So Jason and I last night were making a list of all the things new start-ups do wrong.. it's long list, but we distilled it to some interesting points:
1 - Don't bet against the consumer. They ALWAYS get what they want. Sometimes it takes a bit of time, but they always win in the end. The more your business model requires thwarting or subverting customer desires, the faster you will fall from grace. Microsoft learned this, AOL learned this. Steve Jobs, are you listening!

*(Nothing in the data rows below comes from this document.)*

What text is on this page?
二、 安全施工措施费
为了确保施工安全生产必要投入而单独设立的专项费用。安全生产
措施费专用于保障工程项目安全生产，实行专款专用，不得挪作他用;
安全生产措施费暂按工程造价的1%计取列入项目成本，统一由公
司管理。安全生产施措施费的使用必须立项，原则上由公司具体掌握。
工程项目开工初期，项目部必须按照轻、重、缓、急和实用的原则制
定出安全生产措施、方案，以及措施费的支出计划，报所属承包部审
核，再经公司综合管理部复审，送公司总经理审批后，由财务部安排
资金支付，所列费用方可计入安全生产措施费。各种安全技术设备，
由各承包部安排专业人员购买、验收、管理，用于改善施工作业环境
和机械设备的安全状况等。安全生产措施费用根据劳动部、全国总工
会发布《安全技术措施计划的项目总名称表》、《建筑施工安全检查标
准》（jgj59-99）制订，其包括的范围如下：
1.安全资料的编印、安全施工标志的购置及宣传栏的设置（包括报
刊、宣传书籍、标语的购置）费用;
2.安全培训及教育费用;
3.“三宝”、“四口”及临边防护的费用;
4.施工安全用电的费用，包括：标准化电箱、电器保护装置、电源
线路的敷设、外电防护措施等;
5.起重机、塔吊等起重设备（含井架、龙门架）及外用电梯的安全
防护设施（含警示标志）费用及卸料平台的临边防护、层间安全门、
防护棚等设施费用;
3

2 - Never try and solve a problem for an industry or business. Solve a problem for a customer. a 1% improvement in a customer's experience is the easiest sale in the world. a 1% improvement in business efficiency, with no benefit to the customer is a far harder sale. Think on this a while and you'll see it's true.
3 - Don't build a business which does something else which is already being done, "almost as good" as that thing. In the music business there are like 10 online radio - streaming services. none of which hold a candle to Last.FM (met him yesterday btw, lovely chap) or Pandora. If it's not a noticeably better user experience.
4 - People will pay with money, they will pay with attention , they will pay with their data. But the less significance you can place on the purchase decision and the more significance you can put on the benefits, experiential, commercial, lifestyle of the result of the purchase, they are less aware of it as they incur the charges. This is why Amazon's one click was so brilliant. What we need now is Snocap+amazon 1-click in a widget. oops did I say that out loud?
5 - Its a distributed world. Forget building anything in a giant monolith, build tiny distributed things that connect together and are more powerful or move things closer and more handy to consumers. Again, the better the user (customer) experience = you win.
6 - When you are pitching, ALWAYS listen to the objections. even when you disagree, listen. when you here the same one over and over, take some time to think about why. If your customers are telling you something - listen to them for God's sakes. Why is it that so many entrepreneurs think their customers, who have all had to fight, claw, manipulate and grow into the position of being the person who has purchasing authority might have missed learning a thing or two on the way there. I can't tell you how many pitches I've been in (on both sides) where a particularly excited entrepreneur began bickering with, or in one case YELLING at a customer.
Remember the 1st rule, the customer always gets what he wants. your goal is to give it to him.